In this github issue it is also reported ( at comments below ) that tty freezes even without Nvidia driver. Besides, I hear that on Loongson device there are similar problems on 5.19. So I have to say it may be a kernel problem rather than Nvidia problem
Comment 5 Jingyuan Deng 2022-08-09 06:49:42 UTC
(In reply to Jingyuan Deng from comment #2)
> I have to say I may mistaken this problem. Possibly because of amdgpu rather
> than nvidia or nouveau. Wait me for some time to find it out.

I find TTY freezes on amdgpu. And if I just use Nvidia these problem will not happen. However I can not tell if it is caused by amdgpu since many other device report similar prolem.
Comment 6 Jingyuan Deng 2022-08-09 06:50:35 UTC
And a small clue: kmscon will not get frozen. Only kernel tty does.
Comment 7 Javier Martinez Canillas 2022-08-09 10:53:11 UTC
(In reply to Jingyuan Deng from comment #1)
> Forgot to mention: I do not know whether problem is from Commit
> ee7a69aa38d87a3bbced7b8245c732c05ed0c6ec , because seems that our problems
> are not really same, but I met someone with same problem and know this
> problem occurs after 5.18.13

Does reverting the mentioned commit make the issue to go away? Otherwise, it may not be the same issue that the one reported in bug #216303.
Comment 8 Ryan H 2022-08-16 18:50:09 UTC
This has been an issue for me as well since Kernel 5.18.13 using amdgpu. As of Kernel 5.19.1 the issue is still ongoing.

5.18.12 is the last kernel that this issue does not occur.
Comment 9 Mario Limonciello (AMD) 2022-08-17 12:12:11 UTC
There's another regression in amdgpu.
See if https://gitlab.freedesktop.org/agd5f/linux/-/commit/a6250bdb6c4677ee77d699b338e077b900f94c0c

Helps you. It's headed to 6.0-rc2.
Comment 10 Jingyuan Deng 2022-08-18 10:02:03 UTC
(In reply to Ryan H from comment #8)
> This has been an issue for me as well since Kernel 5.18.13 using amdgpu. As
> of Kernel 5.19.1 the issue is still ongoing.
> 
> 5.18.12 is the last kernel that this issue does not occur.

Two questions:
1、Do you have other GPU or AMD only?
2、What AMD graphic cards do you use?
Comment 11 Ryan H 2022-08-18 15:33:50 UTC
(In reply to Jingyuan Deng from comment #10)
> (In reply to Ryan H from comment #8)
> > This has been an issue for me as well since Kernel 5.18.13 using amdgpu. As
> > of Kernel 5.19.1 the issue is still ongoing.
> > 
> > 5.18.12 is the last kernel that this issue does not occur.
> 
> Two questions:
> 1、Do you have other GPU or AMD only?
> 2、What AMD graphic cards do you use?

1. Amd only with Amd FX 8300 cpu, no IGP. 

2. Radeon RX 570
Comment 12 Ryan H 2022-08-19 00:48:06 UTC
Just built and ran kernel 5.19.2 and the same problem. 

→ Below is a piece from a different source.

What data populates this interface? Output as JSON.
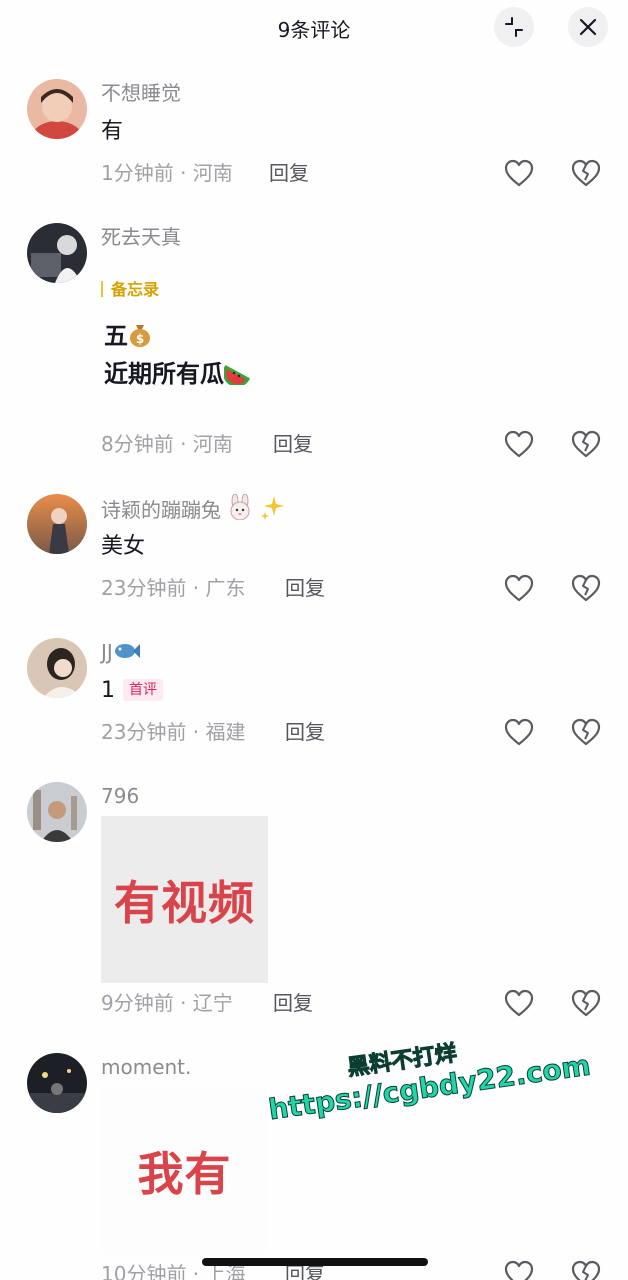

Some other details, I'm always in a X session switching over to an tty when the bug happens. Half the time the tty is just frozen and I can switch over back to X running KDE and move my mouse for a couple seconds then the mouse and keyboard gets frozen. Also I get those green and pink outlines stuck on screen of whatever windows, text or pictures I was looking at when the error occurred.
Comment 13 Mario Limonciello (AMD) 2022-08-19 00:49:23 UTC
Please have a try with the patch I linked above.
Comment 14 Ryan H 2022-08-22 15:26:24 UTC
(In reply to Mario Limonciello (AMD) from comment #13)
> Please have a try with the patch I linked above.

Wow! I patched kernel 5.19.2 on Friday, the patch applied cleanly and I ran it for just over 24 hours with no crash or bug with tty VT switching. I also patched kernel 5.19.3 Sunday and I'm running it right now no crashes or freezes. These uptimes are many hours longer than any kernel I ran since 5.18.13 with this bug. So I guess the patch solved my issue. 

Thank you much!
Comment 15 Mario Limonciello (AMD) 2022-08-22 18:17:05 UTC
Great!  Here is the commit as landed in 6.0-rc2.
https://github.com/torvalds/linux/commit/a6250bdb6c4677ee77d699b338e077b900f94c0c

It is CC to stable and will backport to 5.18.y and 5.19.y as well.